19. The plasma display apparatus of claim 17 , wherein there is one more of said X electrode lines than of said Y electrode lines.

20. The plasma display apparatus of claim 17 , wherein there are twice as many of said X electrode lines as of said Y electrode lines.

21. The plasma display apparatus of claim 20 , wherein adjacent pairs of Y electrode lines have a pair of said X electrode lines therebetween.

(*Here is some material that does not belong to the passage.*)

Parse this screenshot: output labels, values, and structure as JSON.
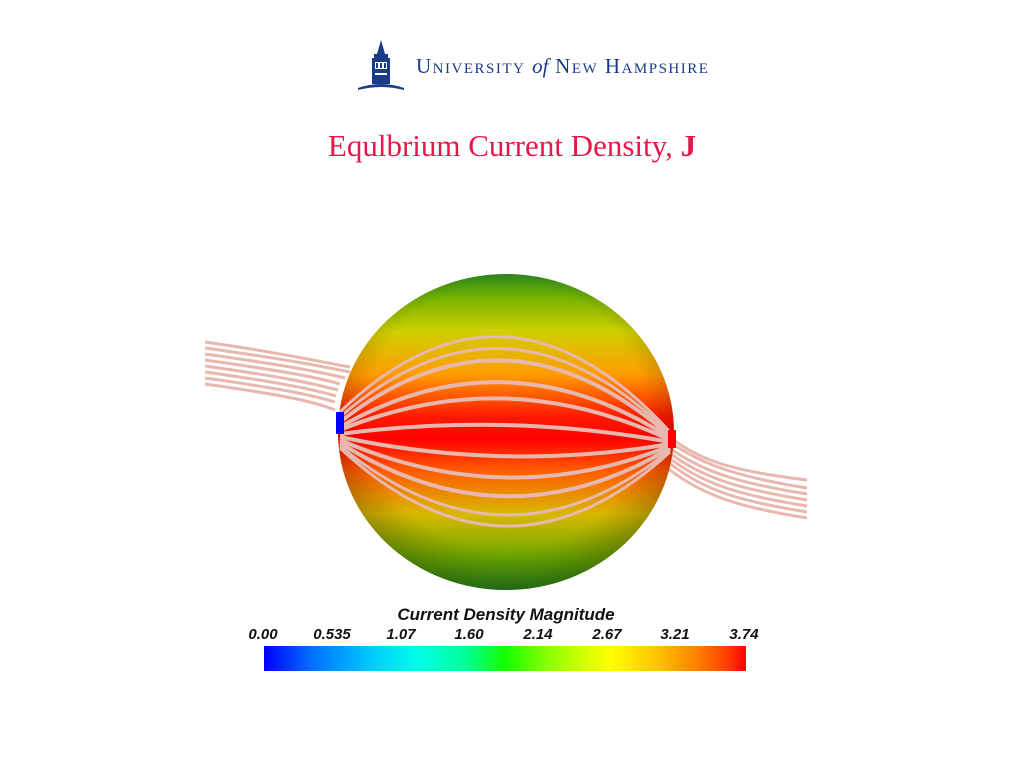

22. A method of wiring a plasma display panel, the plasma display panel including a front substrate, X electrode lines and Y electrode lines arranged on the front substrate in a first direction, each of the Y electrode lines having one of the X electrode lines on each adjacent side, a rear substrate, and address electrode lines arranged on the rear substrate opposite the X and Y electrode lines in a second direction orthogonal to the first direction to define even and odd discharge cells at intersections thereof, the method comprising: grouping the X electrode lines into X groups including odd X groups and even X groups, where each of the odd and even X groups are commonly driven by corresponding odd and even X drivers; and combining the Y electrode lines into Y groups such that pairs of the X and Y groups include pairs of adjacent X and Y electrode lines, where each of the Y groups are commonly driven by corresponding Y drivers, wherein a number of the odd and even X drivers is less than a number of the X electrode lines, and a number of the Y drivers is less than a number of the Y electrode lines and is less than a number of the X drivers.

23. The method of claim 22 , wherein there is one more of the X electrode lines than of the Y electrode lines.

24. The method of claim 22 , wherein there are twice as many of the X electrode lines as of the Y electrode lines.

25. The method of claim 24 , wherein adjacent pairs of the Y electrode lines have a pair of X electrode lines therebetween.